Justifiable withdrawal

The case stems from a 2017 accident in which Maria Moser Meister was left paralyzed and brain damaged after a deteriorating utility pole fell on her on a street in Union City.  At the time of the accident, Meister was general counsel for finance firm Milberg Factors in New York, and previously had been an associate at Simpson Thacher & Bartlett.  David Mazie of Mazie Slater obtained the $125 million settlement in May 2020, calling it the largest settlement in New Jersey history.

Vena found that Kirsch Gelband’s Gregg Alan Stone had a stormy relationship with Meister’s husband, Peter, who would contact him at all hours. Finding that Stone had a justifiable cause to withdraw, the judge found that Kirsch Gelband was entitled to a calculation of how much of the fee the firm deserves.

Vena concluded that “the nature of and deterioration of the attorney/client relationship, exhibited throughout the hearing, justified Mr. Stone’s good-faith belief that the representation could not ethically be continued.” Vena said a “balancing of predecessor and successor contribution” was needed to decide Stone’s cut of the fees.  Bruce Nagel of Nagel Rice, who represents Kirsch Gelband, says that “in view of Mr. Mazie’s position that Kirsch Gelband was entitled to zero, we are extremely pleased with the $10 million award.”

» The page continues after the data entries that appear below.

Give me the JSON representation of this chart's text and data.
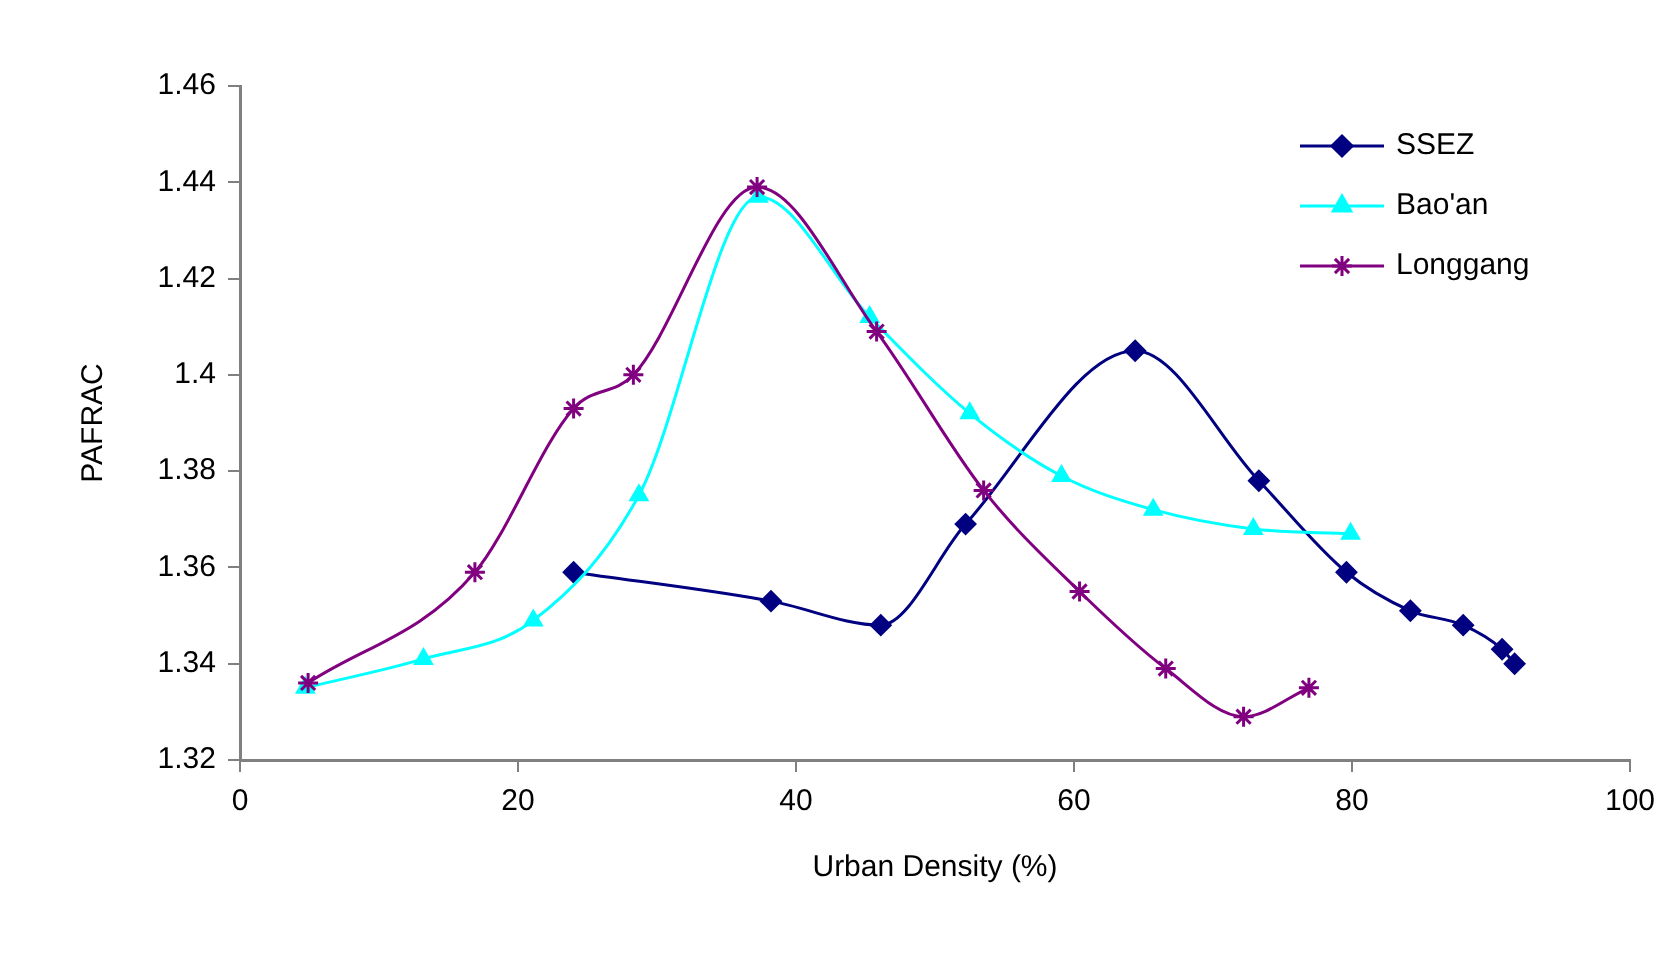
{
  "chart_data": {
    "type": "line",
    "xlabel": "Urban Density (%)",
    "ylabel": "PAFRAC",
    "xlim": [
      0,
      100
    ],
    "xticks": [
      0,
      20,
      40,
      60,
      80,
      100
    ],
    "ylim": [
      1.32,
      1.46
    ],
    "yticks": [
      1.32,
      1.34,
      1.36,
      1.38,
      1.4,
      1.42,
      1.44,
      1.46
    ],
    "grid": false,
    "legend": "top right",
    "series": [
      {
        "name": "SSEZ",
        "color": "#000080",
        "marker": "diamond",
        "x": [
          24.0,
          38.2,
          46.1,
          52.2,
          64.4,
          73.3,
          79.6,
          84.2,
          88.0,
          90.8,
          91.7
        ],
        "values": [
          1.359,
          1.353,
          1.348,
          1.369,
          1.405,
          1.378,
          1.359,
          1.351,
          1.348,
          1.343,
          1.34
        ]
      },
      {
        "name": "Bao'an",
        "color": "#00ffff",
        "marker": "triangle",
        "x": [
          4.7,
          13.2,
          21.1,
          28.7,
          37.3,
          45.3,
          52.5,
          59.1,
          65.7,
          72.9,
          79.9
        ],
        "values": [
          1.335,
          1.341,
          1.349,
          1.375,
          1.437,
          1.412,
          1.392,
          1.379,
          1.372,
          1.368,
          1.367
        ]
      },
      {
        "name": "Longgang",
        "color": "#800080",
        "marker": "cross",
        "x": [
          4.9,
          16.9,
          24.0,
          28.3,
          37.2,
          45.8,
          53.5,
          60.4,
          66.6,
          72.2,
          76.9
        ],
        "values": [
          1.336,
          1.359,
          1.393,
          1.4,
          1.439,
          1.409,
          1.376,
          1.355,
          1.339,
          1.329,
          1.335
        ]
      }
    ]
  }
}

But additional proceedings are underway between Mazie Slater and Kirsch Gelband.  Nagel and Mazie have a long history of acrimony.  The two are former law partners who frequently face each other as litigation adversaries.  Their rancor dates back to when Mazie split with Nagel to start his own firm in 2006. Mazie took cases with him that led to disputes over counsel fees.

Nagel said evidence in the case supported his claim, raised in a separate suit pending against Mazie Slater by Kirsch Gelband, that Mazie provided false information to Meister in order to get the case.  Mazie called that claim “nonsensical.”

Nagel also said he was filing an additional motion in the Verizon case to vacate a deal between Mazie and Philip Rosenbach, a lawyer who handled the case before Stone, in which Mazie purchased the other lawyer’s right to receive a referral fee from Kirsch Gelband.  Such a deal is “highly unethical and highly improper,” Nagel said.  But Mazie said Rosenbach “chose to resolve his claim for that one-third referral fee by settling with us rather than being embroiled in this frivolous litigation,” and added that there’s “nothing unethical about it.”